Friday 31 May 2013

What is this blog about?

I've been a vegetarian since 1979. My husband is vegetarian, our sons are vegetarian.
Being vegetarian now is very different to when I first gave up meat. It's much easier, there is a much wider range of products. Pubs and restaurants have a range of interesting and tasty meals, instead of looking at you askance and saying "you can have the fish". I take pride in providing healthy, interesting and nutritious vegetarian meals.

We also own narrowboat Sickle, a 1936 Middle Northwich boat, which was converted to an icebreaker in 1942 and ended her days as a British Waterway's maintainance tug. She was condemned in 2000, but fortunately, was rescued by the Parrott family and restored.  We were lucky enough to be able to buy her in 2011, and my husband and I now take her around the country to historic boat festivals.

And there is the problem. While moving Sickle we live in the very small cabin - about 6' by 8', and I have a small traditional range to cook on. The range takes some time to get up to temperature, and retains heat for a long time after use. From lighting the stove to your first kettle of boiling water can be between 1 and 2 hours, and it can take 4-6 hours to shut the stove down when you are leaving the boat. Once lit, we tend to keep it going. This isn't too bad over the cooler months - the range helps us to dry our wet clothes, and keeps both the cabin, and to some extent, the steerer warm. We've always got a ready supply of hot water. There is a small oven, and room on the top for a kettle or a saucepan, or a frying pan.

However, in the summer it is another matter - the cabin becomes stifling if the range is on, so we have a one burner Origo stove, which uses meths. It's very efficient, bringing a kettle to the boil quickly, but you have to be very careful with a spirit flame, which is difficult to see, especially in sunlight, and unfortunately, a direct flame onto a cold surface (for example a full kettle) will produce CO - Carbon Monoxide, which kills several people on boats every year.

We are equipped with a CO detector in the cabin - but aim to always try to use the spirit burner outside the cabin, as CO is an insidious poison, and has the added problem of being cumulative.  

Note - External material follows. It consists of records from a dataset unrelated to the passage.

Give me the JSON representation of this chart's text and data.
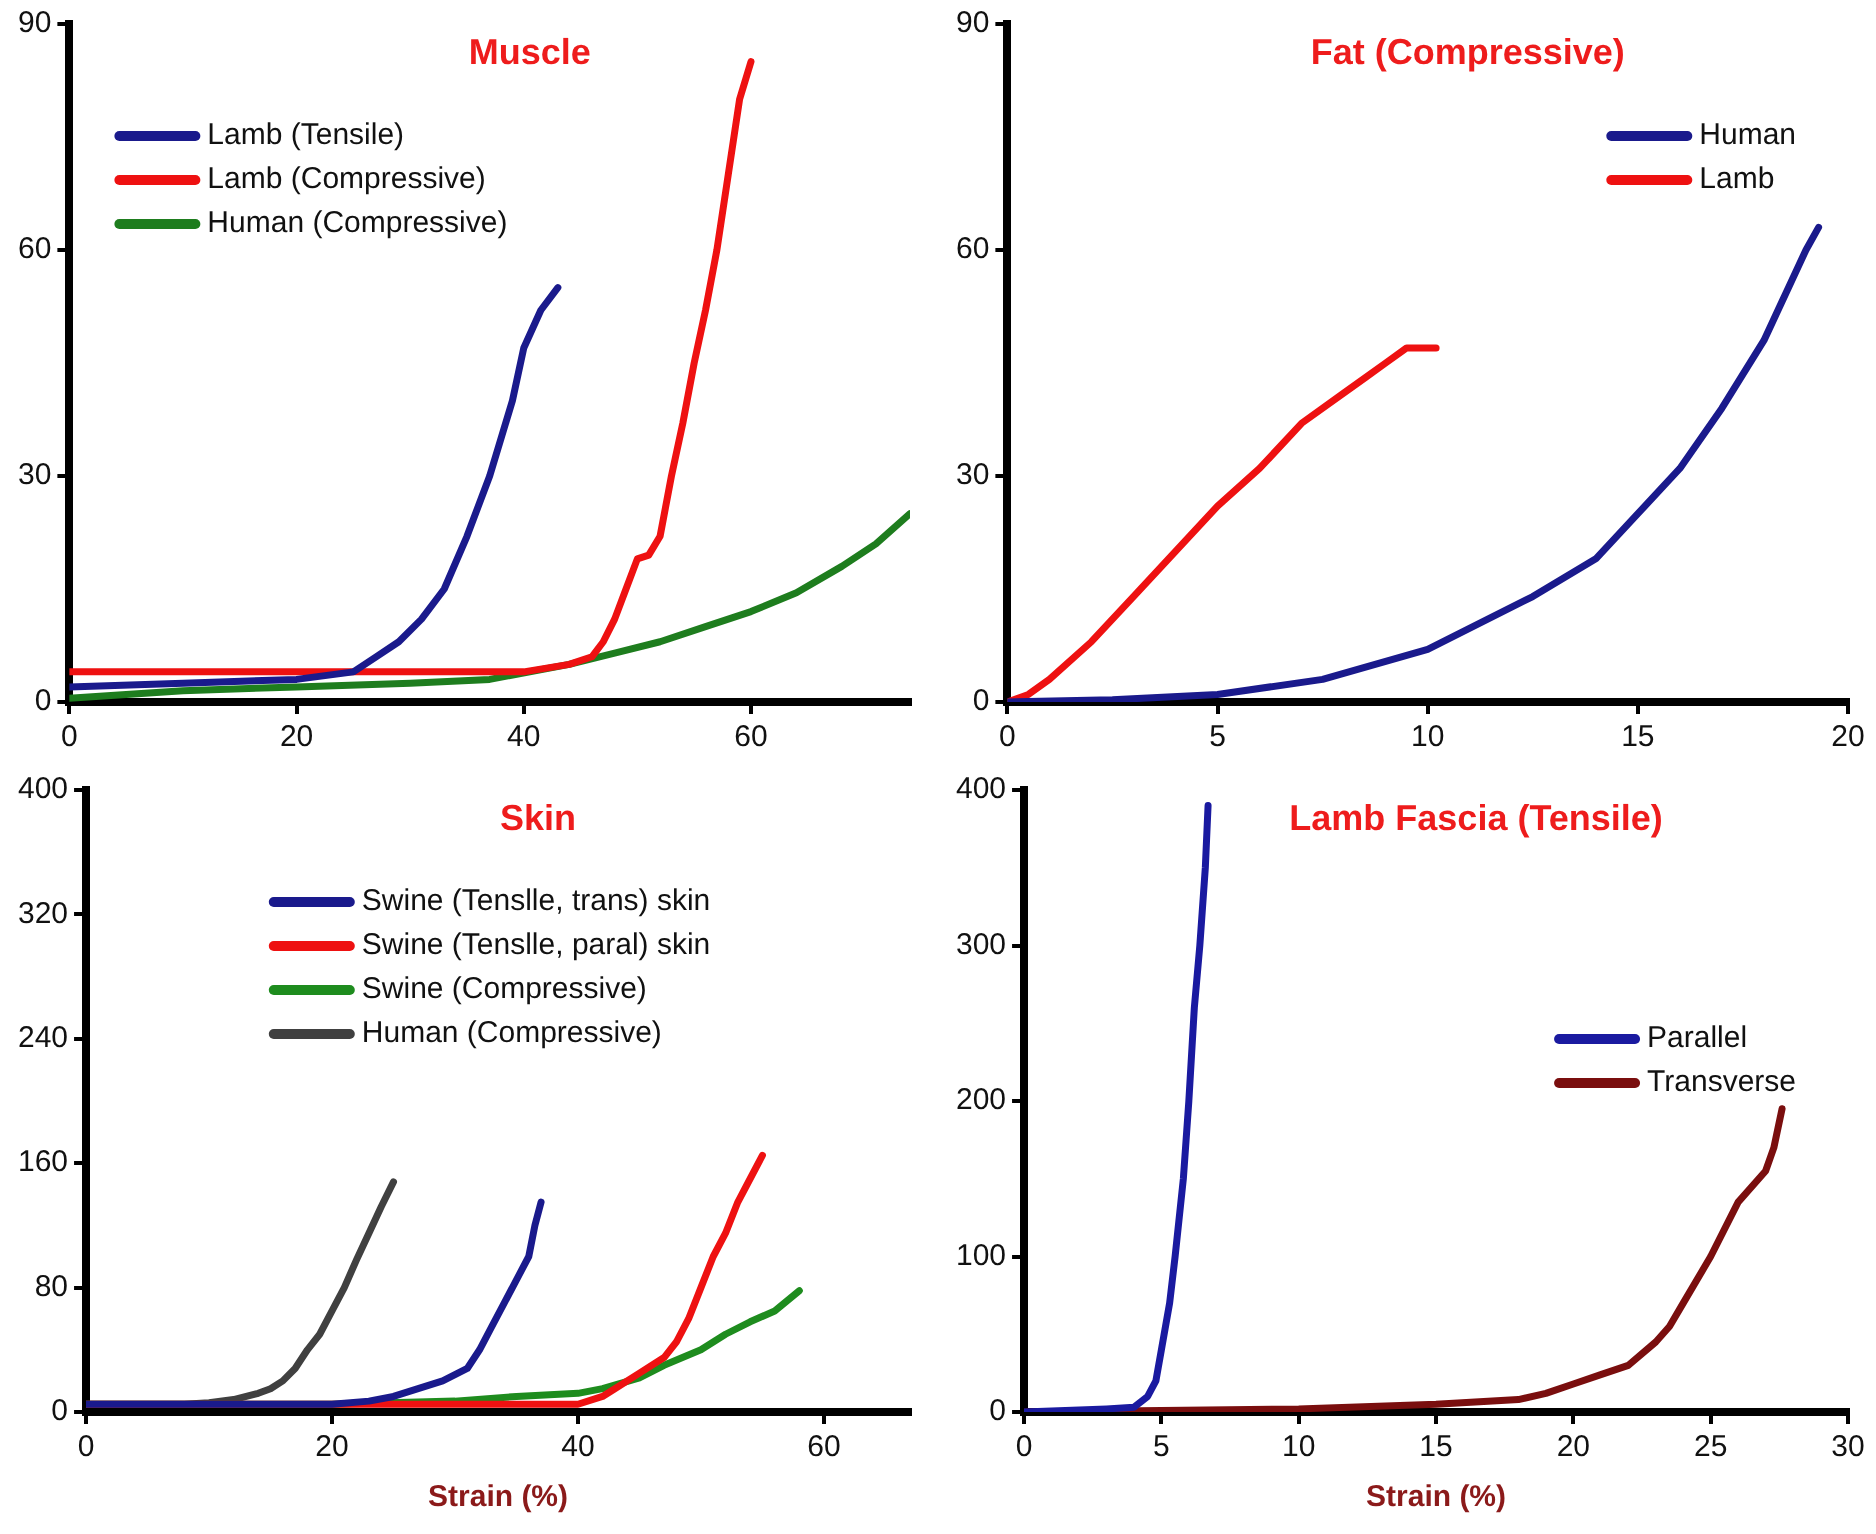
{
  "chart_data": [
    {
      "type": "line",
      "title": "Muscle",
      "xlim": [
        0,
        74
      ],
      "xticks": [
        0,
        20,
        40,
        60
      ],
      "ylim": [
        0,
        90
      ],
      "yticks": [
        0,
        30,
        60,
        90
      ],
      "grid": false,
      "legend": "top left",
      "marker": "none",
      "line_style": "solid",
      "series": [
        {
          "name": "Lamb (Tensile)",
          "color": "#1a1a8c",
          "x": [
            0,
            10,
            20,
            25,
            27,
            29,
            31,
            33,
            35,
            37,
            39,
            40,
            41.5,
            43
          ],
          "values": [
            2,
            2.5,
            3,
            4,
            6,
            8,
            11,
            15,
            22,
            30,
            40,
            47,
            52,
            55
          ]
        },
        {
          "name": "Lamb (Compressive)",
          "color": "#ee1111",
          "x": [
            0,
            20,
            40,
            44,
            46,
            47,
            48,
            49,
            50,
            51,
            52,
            53,
            54,
            55,
            56,
            57,
            58,
            59,
            60
          ],
          "values": [
            4,
            4,
            4,
            5,
            6,
            8,
            11,
            15,
            19,
            19.5,
            22,
            30,
            37,
            45,
            52,
            60,
            70,
            80,
            85
          ]
        },
        {
          "name": "Human (Compressive)",
          "color": "#1e7d1e",
          "x": [
            0,
            10,
            20,
            30,
            37,
            44,
            48,
            52,
            56,
            60,
            64,
            68,
            71,
            74
          ],
          "values": [
            0.5,
            1.5,
            2,
            2.5,
            3,
            5,
            6.5,
            8,
            10,
            12,
            14.5,
            18,
            21,
            25
          ]
        }
      ]
    },
    {
      "type": "line",
      "title": "Fat (Compressive)",
      "xlim": [
        0,
        20
      ],
      "xticks": [
        0,
        5,
        10,
        15,
        20
      ],
      "ylim": [
        0,
        90
      ],
      "yticks": [
        0,
        30,
        60,
        90
      ],
      "grid": false,
      "legend": "top right",
      "marker": "none",
      "line_style": "solid",
      "series": [
        {
          "name": "Human",
          "color": "#1a1a8c",
          "x": [
            0,
            2.5,
            5,
            7.5,
            10,
            12.5,
            14,
            15,
            16,
            17,
            18,
            18.5,
            19,
            19.3
          ],
          "values": [
            0,
            0.3,
            1,
            3,
            7,
            14,
            19,
            25,
            31,
            39,
            48,
            54,
            60,
            63
          ]
        },
        {
          "name": "Lamb",
          "color": "#ee1111",
          "x": [
            0,
            0.5,
            1,
            2,
            3,
            4,
            5,
            6,
            7,
            8,
            8.5,
            9,
            9.5,
            10.2
          ],
          "values": [
            0,
            1,
            3,
            8,
            14,
            20,
            26,
            31,
            37,
            41,
            43,
            45,
            47,
            47
          ]
        }
      ]
    },
    {
      "type": "line",
      "title": "Skin",
      "xlabel": "Strain (%)",
      "xlim": [
        0,
        67
      ],
      "xticks": [
        0,
        20,
        40,
        60
      ],
      "ylim": [
        0,
        400
      ],
      "yticks": [
        0,
        80,
        160,
        240,
        320,
        400
      ],
      "grid": false,
      "legend": "top",
      "marker": "none",
      "line_style": "solid",
      "series": [
        {
          "name": "Swine (Tenslle, trans) skin",
          "color": "#1a1a8c",
          "x": [
            0,
            20,
            23,
            25,
            27,
            29,
            31,
            32,
            33,
            34,
            35,
            36,
            36.5,
            37
          ],
          "values": [
            5,
            5,
            7,
            10,
            15,
            20,
            28,
            40,
            55,
            70,
            85,
            100,
            120,
            135
          ]
        },
        {
          "name": "Swine (Tenslle, paral) skin",
          "color": "#ee1111",
          "x": [
            0,
            40,
            42,
            43,
            45,
            47,
            48,
            49,
            50,
            51,
            52,
            53,
            54,
            55
          ],
          "values": [
            5,
            5,
            10,
            15,
            25,
            35,
            45,
            60,
            80,
            100,
            115,
            135,
            150,
            165
          ]
        },
        {
          "name": "Swine (Compressive)",
          "color": "#1e8c1e",
          "x": [
            0,
            20,
            30,
            35,
            40,
            42,
            45,
            47,
            50,
            52,
            54,
            56,
            58
          ],
          "values": [
            5,
            5,
            7,
            10,
            12,
            15,
            22,
            30,
            40,
            50,
            58,
            65,
            78
          ]
        },
        {
          "name": "Human (Compressive)",
          "color": "#404040",
          "x": [
            0,
            8,
            10,
            12,
            14,
            15,
            16,
            17,
            18,
            19,
            20,
            21,
            22,
            23,
            24,
            25
          ],
          "values": [
            5,
            5,
            6,
            8,
            12,
            15,
            20,
            28,
            40,
            50,
            65,
            80,
            98,
            115,
            132,
            148
          ]
        }
      ]
    },
    {
      "type": "line",
      "title": "Lamb Fascia (Tensile)",
      "xlabel": "Strain (%)",
      "xlim": [
        0,
        30
      ],
      "xticks": [
        0,
        5,
        10,
        15,
        20,
        25,
        30
      ],
      "ylim": [
        0,
        400
      ],
      "yticks": [
        0,
        100,
        200,
        300,
        400
      ],
      "grid": false,
      "legend": "right",
      "marker": "none",
      "line_style": "solid",
      "series": [
        {
          "name": "Parallel",
          "color": "#1a1aa0",
          "x": [
            0,
            3,
            4,
            4.5,
            4.8,
            5,
            5.3,
            5.5,
            5.8,
            6,
            6.2,
            6.4,
            6.6,
            6.7
          ],
          "values": [
            0,
            2,
            3,
            10,
            20,
            40,
            70,
            100,
            150,
            200,
            260,
            300,
            350,
            390
          ]
        },
        {
          "name": "Transverse",
          "color": "#7a0e0e",
          "x": [
            0,
            5,
            10,
            15,
            18,
            19,
            20,
            21,
            22,
            23,
            23.5,
            24,
            25,
            26,
            27,
            27.3,
            27.6
          ],
          "values": [
            0,
            1,
            2,
            5,
            8,
            12,
            18,
            24,
            30,
            45,
            55,
            70,
            100,
            135,
            155,
            170,
            195
          ]
        }
      ]
    }
  ]
}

This means that our summer cooking has been much more restricted than our spring and autumn meals. We can eat in the canal side pubs, but I don't like to do that all the time, apart from the consideration of our waistlines, it is a heavy burden on the wallet.

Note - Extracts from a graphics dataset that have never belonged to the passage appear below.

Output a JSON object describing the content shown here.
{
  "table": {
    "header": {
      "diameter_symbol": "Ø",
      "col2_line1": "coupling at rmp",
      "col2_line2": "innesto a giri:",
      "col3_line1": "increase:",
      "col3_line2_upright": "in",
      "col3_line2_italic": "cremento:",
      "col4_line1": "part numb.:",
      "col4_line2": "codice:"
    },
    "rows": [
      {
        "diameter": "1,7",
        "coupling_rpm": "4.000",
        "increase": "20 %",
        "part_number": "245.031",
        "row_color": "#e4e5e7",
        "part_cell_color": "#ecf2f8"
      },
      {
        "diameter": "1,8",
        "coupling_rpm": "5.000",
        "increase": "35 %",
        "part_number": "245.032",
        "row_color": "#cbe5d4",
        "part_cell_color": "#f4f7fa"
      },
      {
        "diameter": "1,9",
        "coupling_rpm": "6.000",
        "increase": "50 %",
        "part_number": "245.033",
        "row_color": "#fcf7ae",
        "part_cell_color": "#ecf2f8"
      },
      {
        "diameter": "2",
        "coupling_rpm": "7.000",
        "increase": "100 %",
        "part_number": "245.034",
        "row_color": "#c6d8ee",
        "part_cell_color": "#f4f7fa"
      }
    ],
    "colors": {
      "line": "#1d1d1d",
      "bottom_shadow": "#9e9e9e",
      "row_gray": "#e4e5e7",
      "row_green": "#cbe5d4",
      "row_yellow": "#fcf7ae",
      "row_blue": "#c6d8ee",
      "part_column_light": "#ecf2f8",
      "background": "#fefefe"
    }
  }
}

Enter the Cobb Oven - which I bought at the Rickmansworth Canal Festival. This needs to be used outside, but allows a much wider range of foods than cooking on the Origo will. There are a lot of meat oriented recipes for the Cobb on the Internet, but very few vegetarian meals. 


The Cobb uses either a proprietary fuel 'cobblestones' which heat up very quickly, but are more expensive, or ordinary charcoal briquettes. I have been experimenting with 'penbead' briquettes, which claim to give more heat for longer (but are more expensive). 

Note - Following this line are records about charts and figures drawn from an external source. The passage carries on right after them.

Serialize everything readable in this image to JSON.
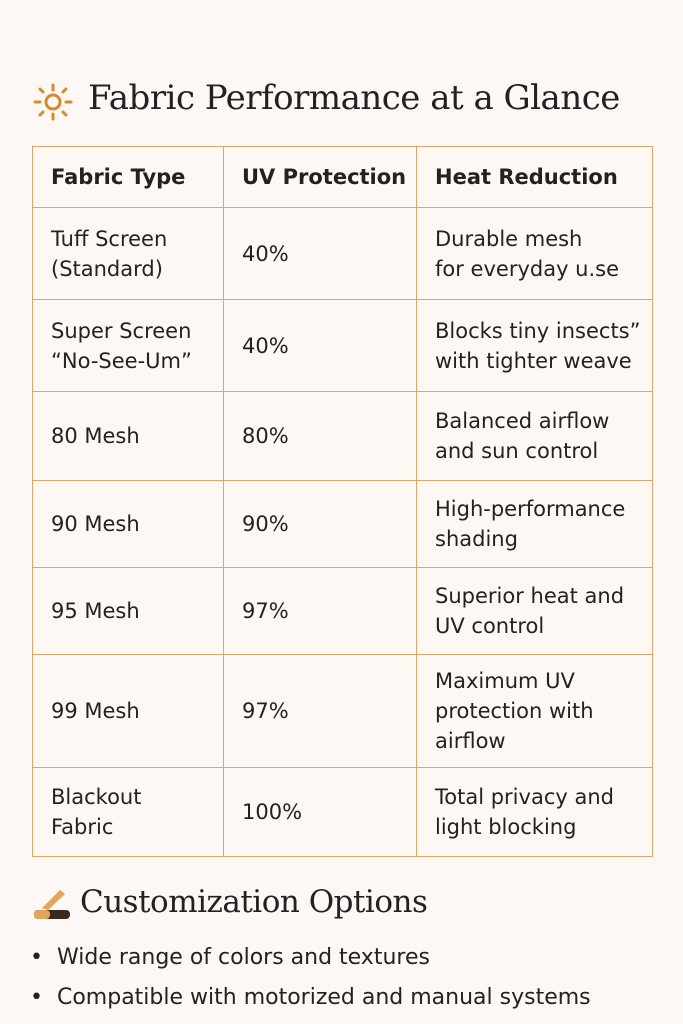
{
  "header": {
    "title": "Fabric Performance at a Glance"
  },
  "table": {
    "columns": [
      "Fabric Type",
      "UV Protection",
      "Heat Reduction"
    ],
    "rows": [
      [
        "Tuff Screen\n(Standard)",
        "40%",
        "Durable mesh\nfor everyday u.se"
      ],
      [
        "Super Screen\n“No-See-Um”",
        "40%",
        "Blocks tiny insects”\nwith tighter weave"
      ],
      [
        "80 Mesh",
        "80%",
        "Balanced airflow\nand sun control"
      ],
      [
        "90 Mesh",
        "90%",
        "High-performance\nshading"
      ],
      [
        "95 Mesh",
        "97%",
        "Superior heat and\nUV control"
      ],
      [
        "99 Mesh",
        "97%",
        "Maximum UV\nprotection with\nairflow"
      ],
      [
        "Blackout\nFabric",
        "100%",
        "Total privacy and\nlight blocking"
      ]
    ]
  },
  "section": {
    "title": "Customization Options",
    "bullets": [
      "Wide range of colors and textures",
      "Compatible with motorized and manual systems"
    ]
  }
}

For my needs 9 'penbead' briquettes are more than enough - I will try reducing by one each time until I find out the optimum number.


This blog is to keep a record of recipes, and techniques for the vegetarian cook, using a small range, a Cobb oven, an Origo stove (and occasionally a traditional barbeque).

Obviously, it's always possible to add meat, or to use meat if I use a vegetarian option, such as Quorn.